With partners from Clyde & Co and BLM recently voting through their £700m merger, observers have offered conflicting views on what the tie-up means for the market.
Legal Business broke the news on 18 March that a partnership vote was imminent, and Clyde confirmed on 28 March that the vote had passed, with the combination to go live in July 2022.
In terms of the key stats, the merged firm, which will still be known as Clyde & Co, will comfortably break £700m in combined revenues, have an overall headcount of 5,000, and boast offices in more than 60 cities worldwide. As for fee-earners, post-merger, the firm will have around 2,600 lawyers and close to 500 equity partners.
A statement made it clear that the tie-up is an insurance play, which is no surprise. Clyde & Co has historically been strong in advisory and contentious insurance work, and BLM has a market-leading niche casualty insurance practice. The statement read: ‘The majority of [BLM’s] lawyers will join [Clyde & Co’s] casualty insurance practice, with other sizable groups joining the professional liability, healthcare and business advisory teams.’
James Cooper, partner and chair of the firm’s global insurance practice group, said: ‘We have long sought to increase the scale of our UK casualty insurance practice though a merger so we can provide the full scope of services, technology, data analytics and innovation that clients in this dynamic part of the market require. Once we started speaking to BLM, we quickly realised that we shared the same approach to client service, had a complementary client roster and similar ambitions in this space.
‘This combination will also boost our regional UK presence and strengthen our healthcare and professional liability offerings too.’ On the office front, the tie-up adds new outposts in Birmingham, Liverpool and Southampton to Clyde & Co’s UK coverage.
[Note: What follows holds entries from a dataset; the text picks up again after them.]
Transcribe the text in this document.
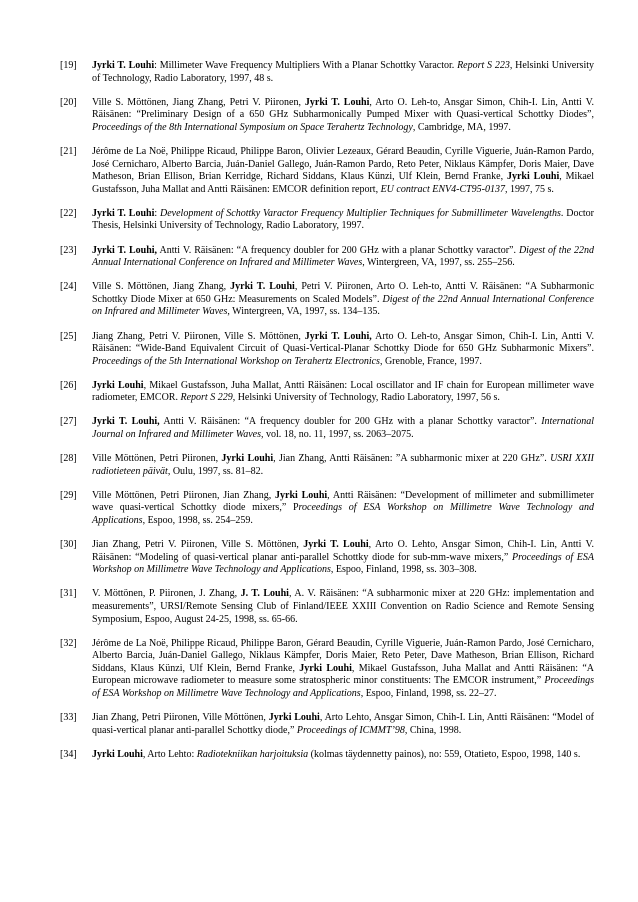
[19]	Jyrki T. Louhi: Millimeter Wave Frequency Multipliers With a Planar Schottky Varactor. Report S 223, Helsinki University of Technology, Radio Laboratory, 1997, 48 s.
[20]	Ville S. Möttönen, Jiang Zhang, Petri V. Piironen, Jyrki T. Louhi, Arto O. Leh-to, Ansgar Simon, Chih-I. Lin, Antti V. Räisänen: “Preliminary Design of a 650 GHz Subharmonically Pumped Mixer with Quasi-vertical Schottky Diodes”, Proceedings of the 8th International Symposium on Space Terahertz Technology, Cambridge, MA, 1997.
[21]	Jérôme de La Noë, Philippe Ricaud, Philippe Baron, Olivier Lezeaux, Gérard Beaudin, Cyrille Viguerie, Juán-Ramon Pardo, José Cernicharo, Alberto Barcia, Juán-Daniel Gallego, Juán-Ramon Pardo, Reto Peter, Niklaus Kämpfer, Doris Maier, Dave Matheson, Brian Ellison, Brian Kerridge, Richard Siddans, Klaus Künzi, Ulf Klein, Bernd Franke, Jyrki Louhi, Mikael Gustafsson, Juha Mallat and Antti Räisänen: EMCOR definition report, EU contract ENV4-CT95-0137, 1997, 75 s.
[22]	Jyrki T. Louhi: Development of Schottky Varactor Frequency Multiplier Techniques for Submillimeter Wavelengths. Doctor Thesis, Helsinki University of Technology, Radio Laboratory, 1997.
[23]	Jyrki T. Louhi, Antti V. Räisänen: “A frequency doubler for 200 GHz with a planar Schottky varactor”. Digest of the 22nd Annual International Conference on Infrared and Millimeter Waves, Wintergreen, VA, 1997, ss. 255–256.
[24]	Ville S. Möttönen, Jiang Zhang, Jyrki T. Louhi, Petri V. Piironen, Arto O. Leh-to, Antti V. Räisänen: “A Subharmonic Schottky Diode Mixer at 650 GHz: Measurements on Scaled Models”. Digest of the 22nd Annual International Conference on Infrared and Millimeter Waves, Wintergreen, VA, 1997, ss. 134–135.
[25]	Jiang Zhang, Petri V. Piironen, Ville S. Möttönen, Jyrki T. Louhi, Arto O. Leh-to, Ansgar Simon, Chih-I. Lin, Antti V. Räisänen: “Wide-Band Equivalent Circuit of Quasi-Vertical-Planar Schottky Diode for 650 GHz Subharmonic Mixers”. Proceedings of the 5th International Workshop on Terahertz Electronics, Grenoble, France, 1997.
[26]	Jyrki Louhi, Mikael Gustafsson, Juha Mallat, Antti Räisänen: Local oscillator and IF chain for European millimeter wave radiometer, EMCOR. Report S 229, Helsinki University of Technology, Radio Laboratory, 1997, 56 s.
[27]	Jyrki T. Louhi, Antti V. Räisänen: “A frequency doubler for 200 GHz with a planar Schottky varactor”. International Journal on Infrared and Millimeter Waves, vol. 18, no. 11, 1997, ss. 2063–2075.
[28]	Ville Möttönen, Petri Piironen, Jyrki Louhi, Jian Zhang, Antti Räisänen: ”A subharmonic mixer at 220 GHz”. USRI XXII radiotieteen päivät, Oulu, 1997, ss. 81–82.
[29]	Ville Möttönen, Petri Piironen, Jian Zhang, Jyrki Louhi, Antti Räisänen: “Development of millimeter and submillimeter wave quasi-vertical Schottky diode mixers,” Proceedings of ESA Workshop on Millimetre Wave Technology and Applications, Espoo, 1998, ss. 254–259.
[30]	Jian Zhang, Petri V. Piironen, Ville S. Möttönen, Jyrki T. Louhi, Arto O. Lehto, Ansgar Simon, Chih-I. Lin, Antti V. Räisänen: “Modeling of quasi-vertical planar anti-parallel Schottky diode for sub-mm-wave mixers,” Proceedings of ESA Workshop on Millimetre Wave Technology and Applications, Espoo, Finland, 1998, ss. 303–308.
[31]	V. Möttönen, P. Piironen, J. Zhang, J. T. Louhi, A. V. Räisänen: “A subharmonic mixer at 220 GHz: implementation and measurements”, URSI/Remote Sensing Club of Finland/IEEE XXIII Convention on Radio Science and Remote Sensing Symposium, Espoo, August 24-25, 1998, ss. 65-66.
[32]	Jérôme de La Noë, Philippe Ricaud, Philippe Baron, Gérard Beaudin, Cyrille Viguerie, Juán-Ramon Pardo, José Cernicharo, Alberto Barcia, Juán-Daniel Gallego, Niklaus Kämpfer, Doris Maier, Reto Peter, Dave Matheson, Brian Ellison, Richard Siddans, Klaus Künzi, Ulf Klein, Bernd Franke, Jyrki Louhi, Mikael Gustafsson, Juha Mallat and Antti Räisänen: “A European microwave radiometer to measure some stratospheric minor constituents: The EMCOR instrument,” Proceedings of ESA Workshop on Millimetre Wave Technology and Applications, Espoo, Finland, 1998, ss. 22–27.
[33]	Jian Zhang, Petri Piironen, Ville Möttönen, Jyrki Louhi, Arto Lehto, Ansgar Simon, Chih-I. Lin, Antti Räisänen: “Model of quasi-vertical planar anti-parallel Schottky diode,” Proceedings of ICMMT’98, China, 1998.
[34]	Jyrki Louhi, Arto Lehto: Radiotekniikan harjoituksia (kolmas täydennetty painos), no: 559, Otatieto, Espoo, 1998, 140 s.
The move did not shock insurance partners at rival firms, with the tie-up having featured in market chatter for close to a year. Generally, the merger has been well-received, and viewed as symptomatic of a consolidating insurance market that has refined legal services to a binary between high-end advisory work and high-volume claims work. Typically, Clyde has embodied the former while BLM’s casualty practice fits into the latter.
A recent example, in January 2021 Kennedys opened in Leeds via the takeover of Langleys’ insurance team. The move gave Kennedys coverage in high-volume aspects of insurance, such as motor liability matters and a practice that provides pre-litigated claims handling services to insurers and self-retained corporations.
Richard Leedham, a litigation partner at Mishcon de Reya with extensive experience in the insurance market, told Legal Business: ‘We see consolidation on the defence side all the time, this is just the latest iteration of what firms such as Clyde and Kennedys have been doing. The merger doesn’t surprise me at all – it is likely driven by rates, economies of scale and keeping prices down for their insurer clients.’
Zulon Begum, a partnership law partner and specialist in law firm mergers at CM Murray, added: ‘Coming out of Covid, we are getting lots of enquiries from firms looking to merge or seek external investment. I predict there is going to be lots of activity this year in terms of mergers and IPOs.
‘It’s always the mid-market that you fear for, being buffeted from both sides by the big firms and boutiques. Then you have the likes of the Big Four accountancy firms, which can leverage their multidisciplinary experience and take work from the mid-market – they’re not going to compete with the likes of Slaughter and May and Linklaters, they’re going after the mid-market firms that don’t have the same brand power.’
However, a litigation partner at a leading insurance firm suggested the consolidation trend is phasing out: ‘I don’t sense there is a huge client push for further consolidation. Procurement has a heavy influence of course, but their sole objective is not necessarily to reduce panel sizes. They still need access to the right legal expertise and too few panel firms leaves them with conflict issues and, in the end, having to appoint more firms off panel.’
The merger is Clyde & Co’s biggest in terms of revenue and headcount since it merged with Barlow Lyde & Gilbert in 2011, which was the largest-ever merger of two UK law firms at the time. Since then, Clyde’s recent history has been peppered with tie-ups. In October 2015 it merged with Scottish residential property specialist Simpson & Marwick, adding 45 partners in the process. The following year, a combination was agreed in Sydney with Lee & Lyons, adding five partners and over 25 lawyers. In 2018, 15 partners and 65 other lawyers and staff were brought in via a merger with California firm Sedgwick, and in July last year, Clyde combined with Vancouver-based SHK Law Corporation, which brought six partners and 18 lawyers in total.